2016 ist bekanntlich ein olympisches Jahr. Die Sportwelt blickt in diesem Jahr nach Rio. Und mit Jonas Hanßen, dem auch bei den KSB-Sportgalas stets im Blickpunkt stehenden erfolgreichen Hürdenläufer vom SC Myhl, wird ja sogar ein Name aus dem Kreis Heinsberg mit diesen Spielen in Verbindung gebracht.

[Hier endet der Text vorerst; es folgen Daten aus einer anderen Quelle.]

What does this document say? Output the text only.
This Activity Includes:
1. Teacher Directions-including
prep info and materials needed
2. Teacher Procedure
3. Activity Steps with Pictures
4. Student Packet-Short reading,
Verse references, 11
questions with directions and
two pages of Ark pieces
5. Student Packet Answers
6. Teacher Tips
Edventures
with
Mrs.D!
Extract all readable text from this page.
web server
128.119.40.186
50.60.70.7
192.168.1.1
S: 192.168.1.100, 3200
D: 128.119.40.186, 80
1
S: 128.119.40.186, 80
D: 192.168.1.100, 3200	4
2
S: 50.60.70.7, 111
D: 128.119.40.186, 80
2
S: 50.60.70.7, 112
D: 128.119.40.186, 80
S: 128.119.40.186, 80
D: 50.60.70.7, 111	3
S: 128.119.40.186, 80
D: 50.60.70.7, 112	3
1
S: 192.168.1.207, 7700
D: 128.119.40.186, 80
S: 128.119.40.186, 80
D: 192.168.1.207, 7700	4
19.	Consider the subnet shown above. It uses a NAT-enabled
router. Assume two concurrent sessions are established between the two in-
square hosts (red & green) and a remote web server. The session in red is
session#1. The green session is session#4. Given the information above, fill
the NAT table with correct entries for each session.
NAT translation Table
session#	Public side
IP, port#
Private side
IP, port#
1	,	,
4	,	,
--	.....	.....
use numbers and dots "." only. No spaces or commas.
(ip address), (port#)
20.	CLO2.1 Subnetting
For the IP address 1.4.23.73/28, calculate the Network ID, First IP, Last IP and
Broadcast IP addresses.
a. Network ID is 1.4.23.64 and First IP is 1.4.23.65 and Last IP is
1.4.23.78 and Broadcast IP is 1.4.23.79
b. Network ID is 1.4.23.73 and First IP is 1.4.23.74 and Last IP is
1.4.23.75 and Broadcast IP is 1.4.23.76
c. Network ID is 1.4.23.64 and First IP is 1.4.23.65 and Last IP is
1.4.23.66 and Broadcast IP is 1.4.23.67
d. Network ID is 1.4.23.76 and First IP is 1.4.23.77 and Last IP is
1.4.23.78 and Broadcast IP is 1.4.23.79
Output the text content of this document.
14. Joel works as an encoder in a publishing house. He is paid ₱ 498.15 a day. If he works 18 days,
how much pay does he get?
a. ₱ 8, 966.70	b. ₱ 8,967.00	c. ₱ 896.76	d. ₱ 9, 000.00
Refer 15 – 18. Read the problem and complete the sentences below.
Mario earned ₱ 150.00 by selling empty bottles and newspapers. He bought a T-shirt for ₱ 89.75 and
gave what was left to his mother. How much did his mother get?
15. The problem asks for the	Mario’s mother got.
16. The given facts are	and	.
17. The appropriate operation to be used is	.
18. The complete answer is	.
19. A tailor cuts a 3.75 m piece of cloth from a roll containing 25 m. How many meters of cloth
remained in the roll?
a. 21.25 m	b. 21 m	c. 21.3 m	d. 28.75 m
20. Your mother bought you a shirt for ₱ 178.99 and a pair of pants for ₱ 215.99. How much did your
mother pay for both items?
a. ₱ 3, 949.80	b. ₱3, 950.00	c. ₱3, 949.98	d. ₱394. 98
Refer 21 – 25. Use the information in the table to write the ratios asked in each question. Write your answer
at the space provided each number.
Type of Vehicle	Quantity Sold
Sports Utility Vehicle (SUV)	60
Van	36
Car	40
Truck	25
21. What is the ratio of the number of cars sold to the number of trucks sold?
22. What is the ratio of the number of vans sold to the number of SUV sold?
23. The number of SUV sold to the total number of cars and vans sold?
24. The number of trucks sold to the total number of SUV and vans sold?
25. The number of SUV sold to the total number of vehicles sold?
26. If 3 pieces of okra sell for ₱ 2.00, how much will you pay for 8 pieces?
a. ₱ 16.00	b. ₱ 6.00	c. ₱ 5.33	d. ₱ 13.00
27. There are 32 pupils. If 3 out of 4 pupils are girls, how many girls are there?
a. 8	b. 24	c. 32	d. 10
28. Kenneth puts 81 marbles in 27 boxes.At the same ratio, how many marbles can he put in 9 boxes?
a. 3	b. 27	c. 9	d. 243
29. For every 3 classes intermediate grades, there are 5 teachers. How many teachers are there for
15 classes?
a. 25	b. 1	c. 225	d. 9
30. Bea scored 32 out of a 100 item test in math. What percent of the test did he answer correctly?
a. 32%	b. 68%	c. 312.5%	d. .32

Der Leichtathlet vom Jahrgang 1995 sagt zwar selbst zurückhaltend, Olympia sei in diesem Jahr vielleicht noch eine Nummer zu groß für ihn und 2020, wenn die nächsten Spiele in Tokio stattfinden, sei er im besten Alter. Aber Sie werden ihm bestimmt trotzdem die Daumen drücken für eine erfolgreiche Saison. Trauen Sie ihm zu, dass er sein Lebensziel — die Teilnahme an den Olympischen Spielen — erreichen kann, egal ob nun 2016 oder 2020?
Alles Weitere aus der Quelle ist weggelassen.